Como o Brasil lida hoje com o
passado da escravidão?
A escravidão aparece muito
fortemente em nossas estatísticas. Quando falamos de exclusão, desigualdade
social, estamos falando desse legado, porque é majoritariamente essa população
que convive com níveis inaceitáveis de indicadores sociais, quando comparados
com descendentes de europeus brancos. O Brasil aboliu a escravidão no final do
século 19, mas o objetivo não era resolver o problema dos escravos e seus
descendentes, mas apagar uma mancha que complicava a imagem do país perante o
mundo supostamente desenvolvido. Há um resíduo de preconceito que está se
manifestando hoje de forma mais explícita do que no passado. Os brasileiros
criaram mitos a respeito da escravidão, até mesmo para mascarar a importância
do tema na nossa história. Tem essa lenda de que o Brasil é uma democracia
racial, que nossa escravidão foi patriarcal, benévola. Ao fazer a pesquisa,
você percebe que a escravidão foi tão violenta quanto em qualquer outro lugar
onde houve cativeiro. O Brasil é uma sociedade de castas, e essa estrutura,
hierarquização por classes, é fruto desse processo.

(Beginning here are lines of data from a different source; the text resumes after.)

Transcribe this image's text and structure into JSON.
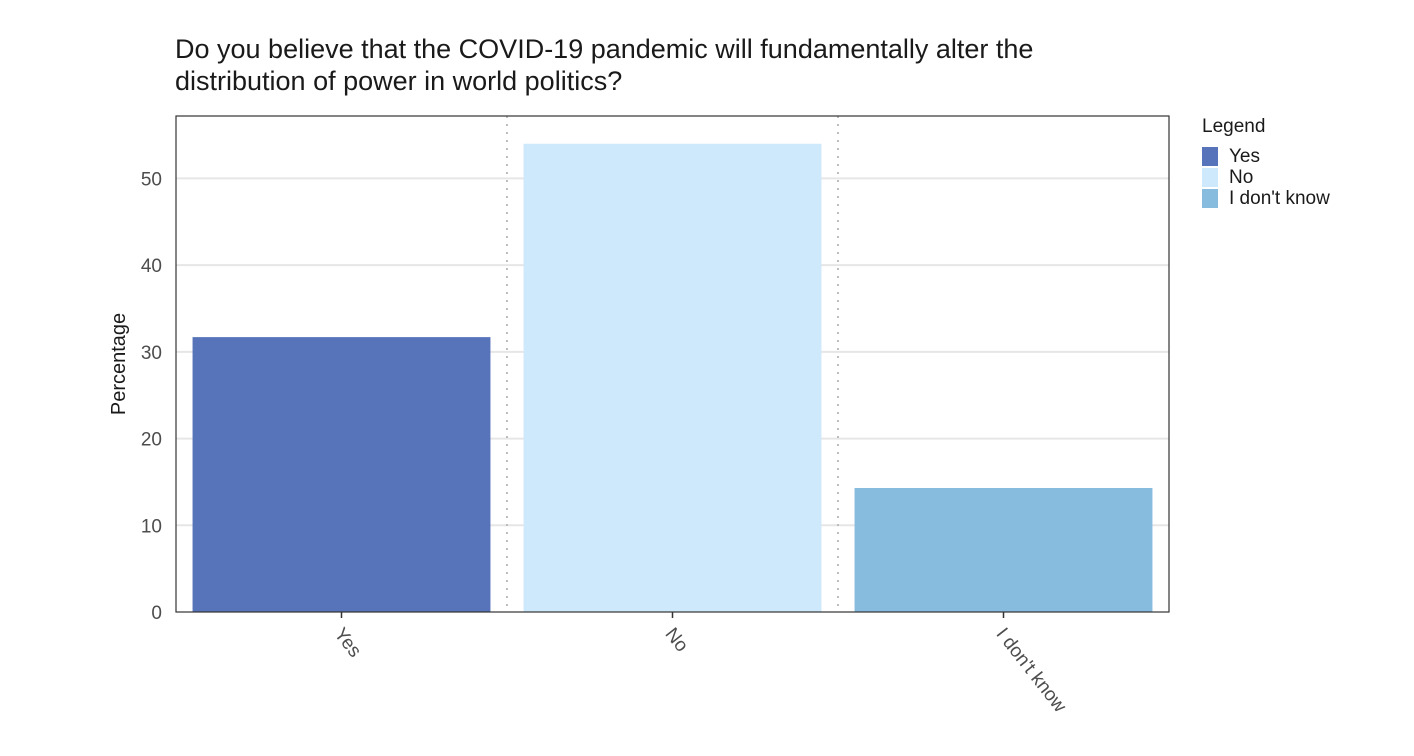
{
  "chart_data": {
    "type": "bar",
    "title": [
      "Do you believe that the COVID-19 pandemic will fundamentally alter the",
      "distribution of power in world politics?"
    ],
    "xlabel": "",
    "ylabel": "Percentage",
    "categories": [
      "Yes",
      "No",
      "I don't know"
    ],
    "values": [
      31.7,
      54.0,
      14.3
    ],
    "colors": [
      "#5773ba",
      "#cde9fb",
      "#87bcdf"
    ],
    "ylim": [
      0,
      57.2
    ],
    "yticks": [
      0,
      10,
      20,
      30,
      40,
      50
    ],
    "grid": true,
    "legend": {
      "title": "Legend",
      "position": "right",
      "entries": [
        "Yes",
        "No",
        "I don't know"
      ]
    }
  }
}
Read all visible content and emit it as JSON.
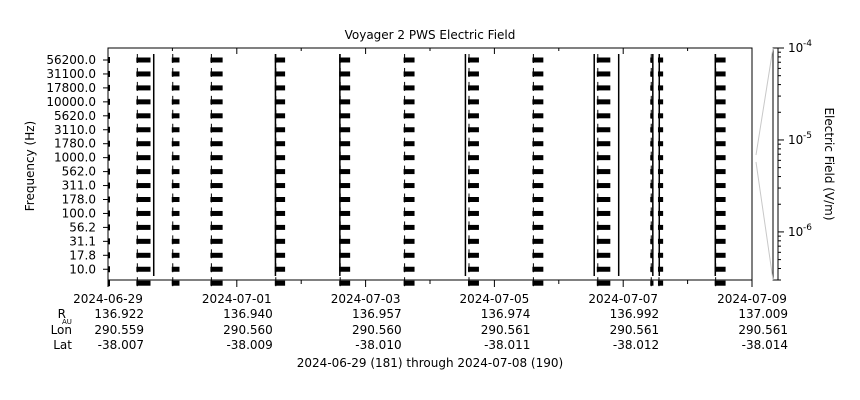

Esse entendimento sobre o que é
a escravidão
no Brasil mudou principalmente com a redemocratização. No passado,
esses mitos raciais foram impostos por governos autoritários, durante a
ditadura. A construção da imagem nacional brasileira sempre foi feita de cima
para baixo. Na democracia, esses mitos estão sendo confrontados. Há uma
discussão sobre o fato de o país ser pacífico e cordial. Como explicar que 19
das 50 cidades mais violentas do mundo estão aqui? Se somos honestos,
trabalhadores, como justificar os altíssimos índices de corrupção, a
promiscuidade entre os interesses públicos e privados?
Eu termino o penúltimo capítulo
do livro falando de uma disputa em andamento pela memória da escravidão. Essa
batalha trata do calendário nacional, envolvendo a princesa Isabel e o 13 de
maio de 1888, com a assinatura da Lei Áurea, e o 20 de novembro [de 1695], com
a morte do Zumbi dos Palmares. O 13 de Maio é cada vez menos celebrado em
relação ao passado. Ao mesmo tempo, o 20 de Novembro também não está em todos
os estados do país. O que está em jogo aí é a memória e o papel da escravidão
na construção da identidade, inclusive para questionar como vamos nos
relacionar com esse tema no futuro.
O senhor passou por Cabo Verde,
Senegal, Angola, Gana, Marrocos, Benin, Moçambique e África do Sul. O peso
do passado do tráfico negreiro é o mesmo nestes países?
Existe um grande ressentimento em
relação ao colonialismo europeu do século 19 e os que exploraram seus recursos
naturais, mas não propriamente contra a escravidão, porque quem ficou no
continente não sofreu as consequências, a dor da escravidão. Claro, foram
separados da família, comunidades foram divididas. Mas a escravidão era praticada
de maneira ancestral na África desde o Egito, isso aparece no livro do Gênesis.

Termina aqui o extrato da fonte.